Question from Councillor Andy Swain, to full council on 13 January.
At the full council meeting in November, it was twice suggested that a councillors’ human rights were being abused when the chair interrupted the speaker. The Human rights act is very important and not to be made light of. In the legal opinion of the council’s monitoring officer, Is it an abuse of human rights for a speaker to be interrupted by the chair? if so, we should all know, and we can all behave accordingly.
Response from Executive Member for Corporate Services
Article 10 Human Rights Act 1998 states:
1. Everyone has the right to freedom of expression. This right shall include freedom to hold opinions and to receive and impart information and ideas without interference by public authority and regardless of frontiers. This Article shall not prevent States from requiring the licensing of broadcasting, television or cinema enterprises.
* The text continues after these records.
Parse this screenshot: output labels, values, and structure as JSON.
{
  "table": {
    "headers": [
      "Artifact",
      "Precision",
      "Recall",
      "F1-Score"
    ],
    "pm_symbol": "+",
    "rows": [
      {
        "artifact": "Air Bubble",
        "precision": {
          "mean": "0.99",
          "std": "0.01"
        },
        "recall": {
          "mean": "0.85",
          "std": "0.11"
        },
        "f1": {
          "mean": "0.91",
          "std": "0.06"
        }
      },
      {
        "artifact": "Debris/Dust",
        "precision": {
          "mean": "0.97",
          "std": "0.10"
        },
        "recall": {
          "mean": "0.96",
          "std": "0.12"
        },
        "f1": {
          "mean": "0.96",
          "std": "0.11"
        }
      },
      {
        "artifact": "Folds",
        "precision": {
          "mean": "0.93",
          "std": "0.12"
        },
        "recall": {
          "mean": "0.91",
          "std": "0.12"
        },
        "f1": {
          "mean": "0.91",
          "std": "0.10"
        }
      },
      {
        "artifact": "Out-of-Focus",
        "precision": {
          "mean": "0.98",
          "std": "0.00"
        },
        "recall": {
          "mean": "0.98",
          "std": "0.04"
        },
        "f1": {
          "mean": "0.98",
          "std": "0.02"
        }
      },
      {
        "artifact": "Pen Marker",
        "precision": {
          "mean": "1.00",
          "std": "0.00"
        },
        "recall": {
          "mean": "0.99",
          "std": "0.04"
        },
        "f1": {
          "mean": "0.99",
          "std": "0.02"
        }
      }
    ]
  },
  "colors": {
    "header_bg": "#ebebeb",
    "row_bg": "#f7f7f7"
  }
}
2. The exercise of these freedoms, since it carries with it duties and responsibilities, may be subject to such formalities, conditions, restrictions or penalties as are prescribed by law and are necessary in a democratic society, in the interests of national security, territorial integrity or public safety, for the prevention of disorder or crime, for the protection of health or morals, for the protection of the reputation or rights of others, for preventing the disclosure of information received in confidence, or for maintaining the authority and impartiality of the judiciary.
Consequently, while freedom of expression is protected in the UK, it must be borne in mind that this freedom is a qualified right, meaning that there are certain circumstances in which it may be overridden. As a result, the UK allows for the regulation of free speech and the ultimate blocking of speech, eg to protect people from suffering abuse on account of who they are.
Council meetings are occasions when the business of the Council is conducted, political debate takes place and decisions made. Those meetings take place within a statutory framework and pursuant to the provisions and obligations provided for by the Local Government Act 1972 amongst others.
Arising from that legislation are the rules of debate as set out in the Council’s constitution. The Chair conducts such meetings in accordance with those rules, so as to ensure that the business of the Council is conducted in a fair and equitable manner. The alternative being anarchy and chaos.
It is trite law that such rules and procedures are necessary in a democratic society. Therefore, any curtailing by the Chair of an attempt by a member to step outside of those rules for the purpose of making a speech or other reason would be a lawful infringement of the member’s right to say what they want when they want. It should be remembered that such lawful infringement operates within a regime that makes provision for the making of speeches and expressing opinion.
Thank you chair I have a supplementary question,
Thank you for the clarification about the Human Rights act 1998 which incorporated the European convention on human rights into British law and for explaining that the rules of debate in this chamber do not violate those rights.
Would the portfolio holder agree with me, that these rights including the right to protest without fear or prosecution or retribution, are important and we must maintain them especially since they are no longer protected by EU membership.
Would he also join me in condemning legislation that undermines them such as the Nationality and Borders Bill, which criminalised saving lives at sea, and The Police, Crime, Sentencing and Courts Bill which creates new offences for protest that is “too loud” or has “an impact”?